WIRED: Tell me about the evolution of the game from GIF-porn to what it is now.
Gregorios Kythreotis: In 2018 we showed the first trailer. And in some ways, we may have shown that too early. We were only three months into full development at that point. A month of that had been spent prepping that trailer in the demo. So you know, it was really early days.
The initial idea of the game, before we even signed with a publisher, was that it would be the kind of project that we liked, and we didn’t think it was going to be commercially viable. We were just going to work six months on it and put it out there. Then we got a publisher, and it turned into a slightly bigger project. We signed a deal for Game Pass, which gave us security to spend more time on the project. Also, we were a small team making an open-world game. That, in retrospect, was pretty shit decisionmaking. But I think it will hopefully pay off. We have been able to expand our internal team and bring on a lot of people. But we’re not a 20-person, full-time shooter or anything. It’s still very small scale.
We’ve always been wary of how much we talked about specific features. And again, like everything we’d show on Twitter, I would only show stuff that had already been in the game for at least a year. I wanted to keep the game a mystery for people. I want people to come to it with a kind of rash impression. But the flip side to that is, if you’re too vague or leave it too loose, people start projecting [additional features and gameplay] onto your project, and you have to be careful of that.

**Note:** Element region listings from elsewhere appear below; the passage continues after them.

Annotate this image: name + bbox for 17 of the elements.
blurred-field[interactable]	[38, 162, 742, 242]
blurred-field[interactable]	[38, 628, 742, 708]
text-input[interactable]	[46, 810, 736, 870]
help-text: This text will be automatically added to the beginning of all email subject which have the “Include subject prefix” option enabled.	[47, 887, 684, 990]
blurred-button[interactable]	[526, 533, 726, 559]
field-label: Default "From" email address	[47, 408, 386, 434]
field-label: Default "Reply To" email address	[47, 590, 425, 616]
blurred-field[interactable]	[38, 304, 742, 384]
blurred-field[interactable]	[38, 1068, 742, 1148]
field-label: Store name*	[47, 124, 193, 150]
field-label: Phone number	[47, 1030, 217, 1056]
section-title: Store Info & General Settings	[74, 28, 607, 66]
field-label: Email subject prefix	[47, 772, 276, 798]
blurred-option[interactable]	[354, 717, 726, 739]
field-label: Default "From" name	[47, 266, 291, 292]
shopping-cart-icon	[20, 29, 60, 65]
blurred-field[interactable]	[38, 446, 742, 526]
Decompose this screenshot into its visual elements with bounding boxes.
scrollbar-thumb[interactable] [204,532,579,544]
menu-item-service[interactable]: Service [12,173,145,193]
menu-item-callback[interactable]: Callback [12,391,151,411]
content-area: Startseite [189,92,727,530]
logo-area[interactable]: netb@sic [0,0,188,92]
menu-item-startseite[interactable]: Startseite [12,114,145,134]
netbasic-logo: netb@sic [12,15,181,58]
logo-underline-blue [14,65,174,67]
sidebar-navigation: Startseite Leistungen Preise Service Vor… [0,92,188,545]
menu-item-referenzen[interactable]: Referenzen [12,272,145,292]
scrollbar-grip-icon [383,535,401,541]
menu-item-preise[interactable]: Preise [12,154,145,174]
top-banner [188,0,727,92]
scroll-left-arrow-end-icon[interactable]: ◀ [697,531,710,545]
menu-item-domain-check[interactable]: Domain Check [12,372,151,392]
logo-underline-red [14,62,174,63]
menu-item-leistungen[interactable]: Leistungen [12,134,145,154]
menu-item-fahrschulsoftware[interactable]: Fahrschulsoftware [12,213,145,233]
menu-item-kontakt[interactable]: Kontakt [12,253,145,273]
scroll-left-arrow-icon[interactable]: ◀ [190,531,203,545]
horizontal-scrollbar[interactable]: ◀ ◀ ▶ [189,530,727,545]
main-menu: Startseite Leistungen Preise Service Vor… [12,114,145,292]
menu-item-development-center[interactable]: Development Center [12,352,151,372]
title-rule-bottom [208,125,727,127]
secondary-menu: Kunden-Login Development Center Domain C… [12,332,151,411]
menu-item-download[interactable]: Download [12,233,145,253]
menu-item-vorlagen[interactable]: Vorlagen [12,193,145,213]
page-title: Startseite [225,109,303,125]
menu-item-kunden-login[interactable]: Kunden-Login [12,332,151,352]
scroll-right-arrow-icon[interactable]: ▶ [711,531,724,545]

WIRED: Can you talk about releasing the game as a demo?
GK: A big benefit of having done the demo recently was being able to actually show people what the game is. Because, you know, in the beginning, people were like, “Oh, is this a racing game?” No, it’s not. Though it kind of was at the time of the first trailer’s release, because you couldn’t even get off the bike. We basically started an entirely different project to do the off-bike bits.
I think the demo is also a product of the Covid-19 pandemic. Otherwise, we would have gone to events and sat next to a build and been like: “Play for half an hour.” We probably wouldn’t have spent the time figuring out how to get this to run on other people’s machines. It’s a lot like a miniature game release.
WIRED: Other interviews compare Sable to Breath of the Wild. From the demo, I felt that they were actually quite different. How do you see the comparison?
GK: The core systems have a lot of similarities, and I think we learned a lot from the structure of BOTW. It’s a game that inspired us massively, because it does a lot of that exploration stuff really well. We don’t have any of the physics systems and combat systems. The atmosphere is a bit different. I think that makes it hard to talk about as well, because you don’t want to compare it too much to a game like that. Because, again, the expectations will be wrong.
Sable is more of an adventure game. It’s a bit more chilled. One of the things we really wanted to do was design a game whee players could get a real sense of mystery, and maybe that atmosphere that comes from Shadow of the Colossus, which is a lot quieter than something like Breath of the Wild. You can ride long distances and encounter very little and be at peace with that, but where they have these incredible boss sequences, we don’t even have that, and we have to rely more on the atmospherics. When you talk about inspiration, it’s just like, “What things do I like? And so what do I want to put in my life?”